Di UKK hari kedua, mereka yang ikut adalah Arief Wahyudi, Fathol Arifin, Saniman Wafi, Ike Kisnawati, dan Putri Aidillah. UKK digelar di Gedung Fakultas Psikologi UM.
Politisi PKB, Arief Wahyudi, sewaktu ditemui di Gedung DPRD Kota Malang, kemarin mengungkapkan bahwa awalnya terdapat 10 nama yang diusulkan dalam Muscab. Namun, satu kandidat mengundurkan diri sehingga tersisa sembilan orang yang mengikuti UKK tahap pertama.
“UKK tahap pertama ini nantinya akan dilanjutkan ke tahap kedua. Secara teknis, kami masih menunggu keputusan lebih lanjut dari DPP,” kata Arief Wahyudi.
Arief juga mengaku antusias mengikuti proses seleksi ini. Menurutnya, mekanisme UKK merupakan sistem yang elegan dan jarang dimiliki partai politik (parpol) lain dalam menentukan kepemimpinan di tingkat daerah.
“Selama 28 tahun saya berproses di PKB, ini adalah cara yang sangat baik dan objektif dalam menentukan ketua. Tahap berikutnya bahkan calon diminta menyusun proposal atau karya tulis terkait bagaimana mengelola dan mengorkestrasi partai ke depan,” papar Arief yang juga anggota Komisi C DPRD Kota Malang ini.

KOLASE: Anas Muttaqien dan Arief Wahyudi, Politikus PKB yang sama-sama berpeluang menjadi Ketua DPC PKB Kota Malang. (Foto: Istimewa)
Ia menambahkan, siapapun yang nantinya ditunjuk oleh DPP diharapkan dapat diterima dan didukung seluruh kader demi mewujudkan cita-cita besar PKB. “Yang terpenting bagaimana PKB bisa terus berkontribusi bagi kemakmuran rakyat dan membawa nilai rahmatan lil alamin,” ujarnya.
Terkait UKK, menurut Arief, seperti test psikologis. Dan bagaimana teknis dan materi untuk UKK tahap kedua, para calon ketua dari Kota Malang hingga kini belum mengetahui. “Kami belum mengetahui jadwal dan teknis serta materinya.
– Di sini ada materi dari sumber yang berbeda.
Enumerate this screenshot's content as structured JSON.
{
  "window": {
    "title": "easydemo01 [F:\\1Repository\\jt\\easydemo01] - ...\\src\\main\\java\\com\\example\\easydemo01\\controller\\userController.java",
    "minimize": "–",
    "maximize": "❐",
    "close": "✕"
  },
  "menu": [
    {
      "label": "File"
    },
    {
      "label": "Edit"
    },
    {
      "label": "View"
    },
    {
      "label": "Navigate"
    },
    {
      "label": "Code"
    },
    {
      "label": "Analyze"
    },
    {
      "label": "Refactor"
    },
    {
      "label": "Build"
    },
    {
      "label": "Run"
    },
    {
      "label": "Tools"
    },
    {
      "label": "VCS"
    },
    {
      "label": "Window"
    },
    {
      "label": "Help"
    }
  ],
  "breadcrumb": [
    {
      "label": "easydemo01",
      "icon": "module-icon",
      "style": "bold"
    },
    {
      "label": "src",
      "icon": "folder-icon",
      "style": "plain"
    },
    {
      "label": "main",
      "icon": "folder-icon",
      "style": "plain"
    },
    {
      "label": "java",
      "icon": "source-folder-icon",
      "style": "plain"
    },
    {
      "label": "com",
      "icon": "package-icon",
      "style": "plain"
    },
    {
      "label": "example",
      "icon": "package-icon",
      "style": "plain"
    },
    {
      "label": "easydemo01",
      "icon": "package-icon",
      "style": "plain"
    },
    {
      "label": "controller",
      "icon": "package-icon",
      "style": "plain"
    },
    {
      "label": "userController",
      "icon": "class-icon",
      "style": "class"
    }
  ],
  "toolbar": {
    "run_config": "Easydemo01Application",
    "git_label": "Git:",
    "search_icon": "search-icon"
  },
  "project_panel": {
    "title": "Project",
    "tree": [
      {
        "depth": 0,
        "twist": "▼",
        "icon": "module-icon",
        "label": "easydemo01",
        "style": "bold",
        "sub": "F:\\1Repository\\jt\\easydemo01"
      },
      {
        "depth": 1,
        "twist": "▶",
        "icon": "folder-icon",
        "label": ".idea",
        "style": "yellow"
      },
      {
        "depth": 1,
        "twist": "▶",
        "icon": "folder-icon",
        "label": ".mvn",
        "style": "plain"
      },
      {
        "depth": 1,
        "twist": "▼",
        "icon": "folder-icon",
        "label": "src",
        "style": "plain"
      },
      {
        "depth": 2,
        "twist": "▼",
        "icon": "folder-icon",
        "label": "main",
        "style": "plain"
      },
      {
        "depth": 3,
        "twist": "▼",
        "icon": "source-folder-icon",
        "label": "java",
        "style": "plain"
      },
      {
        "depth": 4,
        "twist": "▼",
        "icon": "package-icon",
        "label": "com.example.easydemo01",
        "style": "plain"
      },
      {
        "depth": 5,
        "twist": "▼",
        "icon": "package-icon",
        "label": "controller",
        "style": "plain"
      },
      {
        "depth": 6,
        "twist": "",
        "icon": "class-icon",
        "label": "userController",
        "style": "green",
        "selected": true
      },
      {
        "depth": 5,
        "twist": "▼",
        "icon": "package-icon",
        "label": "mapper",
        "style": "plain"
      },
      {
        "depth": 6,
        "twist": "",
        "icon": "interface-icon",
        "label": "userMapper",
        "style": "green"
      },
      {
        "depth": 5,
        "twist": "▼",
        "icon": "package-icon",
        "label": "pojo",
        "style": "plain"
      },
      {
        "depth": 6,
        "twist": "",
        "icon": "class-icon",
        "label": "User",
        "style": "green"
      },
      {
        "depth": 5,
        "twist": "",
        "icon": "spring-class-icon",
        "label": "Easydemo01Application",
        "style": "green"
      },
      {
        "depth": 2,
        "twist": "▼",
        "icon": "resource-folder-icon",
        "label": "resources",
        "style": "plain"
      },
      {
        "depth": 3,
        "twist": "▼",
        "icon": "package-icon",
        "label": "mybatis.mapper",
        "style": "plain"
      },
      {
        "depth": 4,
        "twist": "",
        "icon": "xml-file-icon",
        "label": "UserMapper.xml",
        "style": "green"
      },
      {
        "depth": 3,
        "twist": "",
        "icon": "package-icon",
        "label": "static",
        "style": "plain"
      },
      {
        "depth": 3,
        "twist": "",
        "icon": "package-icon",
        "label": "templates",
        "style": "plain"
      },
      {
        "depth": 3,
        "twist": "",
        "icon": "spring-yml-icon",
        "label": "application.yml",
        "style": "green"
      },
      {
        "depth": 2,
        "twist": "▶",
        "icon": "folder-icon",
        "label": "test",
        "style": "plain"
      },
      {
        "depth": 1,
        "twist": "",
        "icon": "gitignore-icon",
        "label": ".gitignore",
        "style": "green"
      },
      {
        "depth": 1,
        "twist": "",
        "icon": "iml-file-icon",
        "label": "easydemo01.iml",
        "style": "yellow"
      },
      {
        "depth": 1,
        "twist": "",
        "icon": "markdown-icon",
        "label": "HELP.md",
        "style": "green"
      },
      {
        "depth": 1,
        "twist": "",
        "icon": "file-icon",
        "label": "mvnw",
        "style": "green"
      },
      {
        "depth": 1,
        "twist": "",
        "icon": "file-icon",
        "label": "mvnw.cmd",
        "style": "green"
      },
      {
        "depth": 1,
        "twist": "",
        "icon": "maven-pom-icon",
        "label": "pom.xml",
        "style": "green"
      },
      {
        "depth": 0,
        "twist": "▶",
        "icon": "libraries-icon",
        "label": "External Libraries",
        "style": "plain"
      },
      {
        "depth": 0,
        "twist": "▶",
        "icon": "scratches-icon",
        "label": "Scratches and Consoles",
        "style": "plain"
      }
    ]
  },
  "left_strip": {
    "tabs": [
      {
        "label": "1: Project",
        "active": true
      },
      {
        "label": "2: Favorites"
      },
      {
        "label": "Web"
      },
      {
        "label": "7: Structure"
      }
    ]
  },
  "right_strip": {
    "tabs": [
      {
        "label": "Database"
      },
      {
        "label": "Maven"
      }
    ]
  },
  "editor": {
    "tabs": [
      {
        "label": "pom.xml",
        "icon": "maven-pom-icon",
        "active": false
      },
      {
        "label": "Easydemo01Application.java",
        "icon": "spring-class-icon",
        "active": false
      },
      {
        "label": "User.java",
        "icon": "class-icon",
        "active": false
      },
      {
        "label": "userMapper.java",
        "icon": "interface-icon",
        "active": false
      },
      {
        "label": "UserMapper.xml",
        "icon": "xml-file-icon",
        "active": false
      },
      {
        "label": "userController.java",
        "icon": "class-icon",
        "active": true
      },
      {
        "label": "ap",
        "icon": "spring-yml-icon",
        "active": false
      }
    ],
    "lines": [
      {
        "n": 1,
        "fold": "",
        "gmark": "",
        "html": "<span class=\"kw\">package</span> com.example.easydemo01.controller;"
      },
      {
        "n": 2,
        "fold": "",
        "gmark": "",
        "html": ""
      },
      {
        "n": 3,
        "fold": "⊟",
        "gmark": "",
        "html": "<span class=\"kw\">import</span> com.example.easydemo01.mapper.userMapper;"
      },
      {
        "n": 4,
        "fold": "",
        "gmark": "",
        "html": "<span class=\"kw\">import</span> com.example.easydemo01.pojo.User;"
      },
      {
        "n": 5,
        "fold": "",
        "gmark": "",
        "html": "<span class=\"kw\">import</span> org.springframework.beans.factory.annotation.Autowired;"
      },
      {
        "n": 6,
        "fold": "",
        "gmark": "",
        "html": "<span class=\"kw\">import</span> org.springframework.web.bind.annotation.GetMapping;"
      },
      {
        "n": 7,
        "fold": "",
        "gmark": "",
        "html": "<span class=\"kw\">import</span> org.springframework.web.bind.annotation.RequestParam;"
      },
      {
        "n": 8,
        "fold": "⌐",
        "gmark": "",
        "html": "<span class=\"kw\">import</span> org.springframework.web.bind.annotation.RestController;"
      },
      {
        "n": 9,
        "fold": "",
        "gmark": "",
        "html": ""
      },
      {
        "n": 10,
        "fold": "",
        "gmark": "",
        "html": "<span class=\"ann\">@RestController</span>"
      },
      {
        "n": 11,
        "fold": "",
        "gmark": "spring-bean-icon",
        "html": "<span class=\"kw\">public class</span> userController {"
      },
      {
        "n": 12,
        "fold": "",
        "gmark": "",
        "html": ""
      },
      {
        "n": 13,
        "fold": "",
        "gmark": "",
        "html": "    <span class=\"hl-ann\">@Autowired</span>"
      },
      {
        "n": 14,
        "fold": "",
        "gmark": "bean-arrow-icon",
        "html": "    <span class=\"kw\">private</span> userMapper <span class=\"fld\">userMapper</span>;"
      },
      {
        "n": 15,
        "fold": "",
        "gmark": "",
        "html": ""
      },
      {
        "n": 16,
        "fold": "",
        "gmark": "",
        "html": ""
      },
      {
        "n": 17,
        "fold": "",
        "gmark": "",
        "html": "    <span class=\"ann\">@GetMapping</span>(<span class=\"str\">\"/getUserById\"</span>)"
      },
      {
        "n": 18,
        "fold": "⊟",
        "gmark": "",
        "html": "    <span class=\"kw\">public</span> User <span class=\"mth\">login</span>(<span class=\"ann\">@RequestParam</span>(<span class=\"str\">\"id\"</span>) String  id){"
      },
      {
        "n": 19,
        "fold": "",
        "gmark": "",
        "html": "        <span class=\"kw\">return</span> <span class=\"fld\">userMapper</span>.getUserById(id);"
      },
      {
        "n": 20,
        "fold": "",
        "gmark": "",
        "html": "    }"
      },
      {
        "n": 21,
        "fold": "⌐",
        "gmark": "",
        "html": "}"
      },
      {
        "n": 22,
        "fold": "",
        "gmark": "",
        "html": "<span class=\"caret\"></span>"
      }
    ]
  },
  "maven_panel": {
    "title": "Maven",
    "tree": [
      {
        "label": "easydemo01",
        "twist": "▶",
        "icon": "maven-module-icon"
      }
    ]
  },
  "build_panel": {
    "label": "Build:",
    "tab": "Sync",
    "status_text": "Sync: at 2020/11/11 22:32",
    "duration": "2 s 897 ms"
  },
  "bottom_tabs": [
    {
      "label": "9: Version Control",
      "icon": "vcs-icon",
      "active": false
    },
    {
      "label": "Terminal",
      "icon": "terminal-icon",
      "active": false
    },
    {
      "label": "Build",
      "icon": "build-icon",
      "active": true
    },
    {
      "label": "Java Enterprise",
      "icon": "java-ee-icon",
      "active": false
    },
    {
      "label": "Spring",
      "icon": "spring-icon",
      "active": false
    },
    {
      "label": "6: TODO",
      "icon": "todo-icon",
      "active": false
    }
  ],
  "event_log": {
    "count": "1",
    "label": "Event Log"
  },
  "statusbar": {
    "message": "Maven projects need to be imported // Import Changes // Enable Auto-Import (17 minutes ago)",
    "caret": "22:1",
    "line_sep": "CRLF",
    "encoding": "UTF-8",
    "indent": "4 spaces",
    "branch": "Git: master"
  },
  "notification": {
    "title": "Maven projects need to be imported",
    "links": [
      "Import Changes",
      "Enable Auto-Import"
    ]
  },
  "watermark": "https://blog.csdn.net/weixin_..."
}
Karena yang melaksanakan nanti dari DPP. Hingga kini kami masih menunggu,” ungkap Anas Muttaqin yang ketika itu duduk di samping Arief Wahyudi.
Menurut Anas yang juga Ketua Komisi C DPRD Kota Malang ini, dari sembilan nama yang diusulkan ke DPP memiliki peluang yang sama. Baik politisi senior dan yunior punya peluang yang sama. “Karena itu, siapa saja yang mendapat amanah dari DPP untuk menjadi ketua, ya harus siap,” ungkap Anas.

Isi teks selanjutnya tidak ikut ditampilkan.